Additional Concerns

Naturally, other physical properties of the LWA such as mechanical strength, particle shape, and particle gradation will influence the fresh and ultimate properties of the concrete. To optimize the performance of the LWA in the concrete system, these properties should be as similar as possible to the normal weight sand being replaced by the LWA.²

In addition to providing sufficient water via the internal curing design, another important consideration is that the supplied water be distributed uniformly throughout the concrete mixture. This will be especially important for curing at later ages, when the distance the water can travel may become limited to hundreds of micrometers, due to the ever-decreasing permeability of the hydrating cement paste.⁶ A more uniform distribution of internal curing water is best achieved by the use of fine (as opposed to coarse) lightweight aggregates (or SAP particles which are on the order of hundreds of micrometers in diameter³). The actual projected distribution of water availability for a given concrete mixture with saturated lightweight aggregates, based on a hard core-soft shell (HCSS) microstructural model developed at NIST,²⁰ can be computed and viewed using a web site available at http://ciks.cbt.nist.gov/lwagg.html. At this site, the user provides the aggregate gradation, lightweight aggregate replacement fraction, and overall aggregate volume fraction and the system returns a representative color-coded two-dimensional image from the "virtual" concrete along with a table indicating the protected paste volume fraction⁶ as a function of distance from the surfaces of the LWA particles. An example of the model output for a concrete with 70 % aggregates by volume and replacement of 20 % of the fine aggregates by LWA is provided in Figure 3 and Table IV. In this example, while 100 % of the cement paste is within 1.0 mm of a LWA surface (a relevant distance for early age curing), only 56 % of the cement paste is within 0.2 mm of a LWA surface (a more relevant distance for later age curing).²¹

The above methodology has been developed for concrete mixtures based on ordinary portland cement. The use of blended cements (with silica fume, slag, fly ash, etc.) will require further modifications to the computation of chemical shrinkage and "internal water demand." These blending components influence both the kinetics of hydration and the absolute volume of chemical shrinkage.¹⁰ Further research on these materials is needed to provide a quantitative basis for extending the presented methodology to cover them.

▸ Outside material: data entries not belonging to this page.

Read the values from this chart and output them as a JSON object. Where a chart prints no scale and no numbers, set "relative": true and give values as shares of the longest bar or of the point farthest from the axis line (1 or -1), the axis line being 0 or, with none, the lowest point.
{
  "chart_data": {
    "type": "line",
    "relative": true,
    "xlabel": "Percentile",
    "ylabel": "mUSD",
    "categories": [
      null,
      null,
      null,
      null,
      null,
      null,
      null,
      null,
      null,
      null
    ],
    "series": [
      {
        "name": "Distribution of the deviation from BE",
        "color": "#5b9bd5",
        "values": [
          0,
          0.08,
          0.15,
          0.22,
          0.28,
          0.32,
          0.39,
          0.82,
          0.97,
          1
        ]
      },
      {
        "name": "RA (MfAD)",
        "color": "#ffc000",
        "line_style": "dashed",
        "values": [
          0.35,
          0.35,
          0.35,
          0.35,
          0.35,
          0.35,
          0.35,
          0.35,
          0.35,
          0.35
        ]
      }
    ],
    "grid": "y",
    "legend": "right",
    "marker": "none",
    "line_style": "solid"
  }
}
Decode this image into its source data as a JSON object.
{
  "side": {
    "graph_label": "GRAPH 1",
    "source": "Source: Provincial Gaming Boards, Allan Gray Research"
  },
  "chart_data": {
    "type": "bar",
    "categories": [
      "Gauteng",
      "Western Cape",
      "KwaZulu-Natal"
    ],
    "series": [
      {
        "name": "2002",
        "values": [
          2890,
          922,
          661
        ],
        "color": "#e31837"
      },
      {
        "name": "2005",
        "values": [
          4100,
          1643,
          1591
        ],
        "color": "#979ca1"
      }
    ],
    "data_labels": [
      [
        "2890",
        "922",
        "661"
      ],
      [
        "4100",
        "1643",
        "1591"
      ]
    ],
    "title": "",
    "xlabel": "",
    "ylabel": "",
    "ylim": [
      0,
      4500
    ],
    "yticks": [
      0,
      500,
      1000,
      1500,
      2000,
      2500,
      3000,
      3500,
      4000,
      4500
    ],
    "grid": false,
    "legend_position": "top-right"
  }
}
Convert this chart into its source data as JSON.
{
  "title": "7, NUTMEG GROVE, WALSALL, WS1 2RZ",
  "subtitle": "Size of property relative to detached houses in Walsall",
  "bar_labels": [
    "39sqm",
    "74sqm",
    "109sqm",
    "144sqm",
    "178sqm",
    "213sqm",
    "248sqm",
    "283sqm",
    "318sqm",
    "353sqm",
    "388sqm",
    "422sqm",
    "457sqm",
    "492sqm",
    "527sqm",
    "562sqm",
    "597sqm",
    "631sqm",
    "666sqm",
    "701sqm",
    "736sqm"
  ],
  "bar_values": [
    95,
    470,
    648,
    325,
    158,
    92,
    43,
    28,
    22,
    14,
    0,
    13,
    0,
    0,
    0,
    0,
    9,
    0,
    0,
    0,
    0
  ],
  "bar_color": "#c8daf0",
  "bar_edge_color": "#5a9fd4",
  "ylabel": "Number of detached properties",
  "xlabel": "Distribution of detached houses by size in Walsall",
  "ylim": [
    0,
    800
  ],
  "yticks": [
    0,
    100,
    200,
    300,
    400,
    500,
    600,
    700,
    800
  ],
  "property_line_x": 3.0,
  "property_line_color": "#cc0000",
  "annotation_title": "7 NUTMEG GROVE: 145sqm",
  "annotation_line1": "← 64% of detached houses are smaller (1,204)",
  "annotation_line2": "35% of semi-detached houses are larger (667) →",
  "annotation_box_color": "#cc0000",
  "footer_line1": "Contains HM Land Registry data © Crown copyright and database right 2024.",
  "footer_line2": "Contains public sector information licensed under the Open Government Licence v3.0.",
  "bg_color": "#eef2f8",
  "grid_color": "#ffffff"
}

Figure 3- Example 2-D Image (3 cm x 3 cm) from Internal Curing Simulation

Table IV- "Protected Paste" Volume as a Function of Distance from the LWA Surfaces

*Certain commercial products are identified in this paper to specify the materials used and procedures employed. In no case does such identification imply endorsement by the National Institute of Standards and Technology, nor does it indicate that the products are necessarily the best available for the purpose.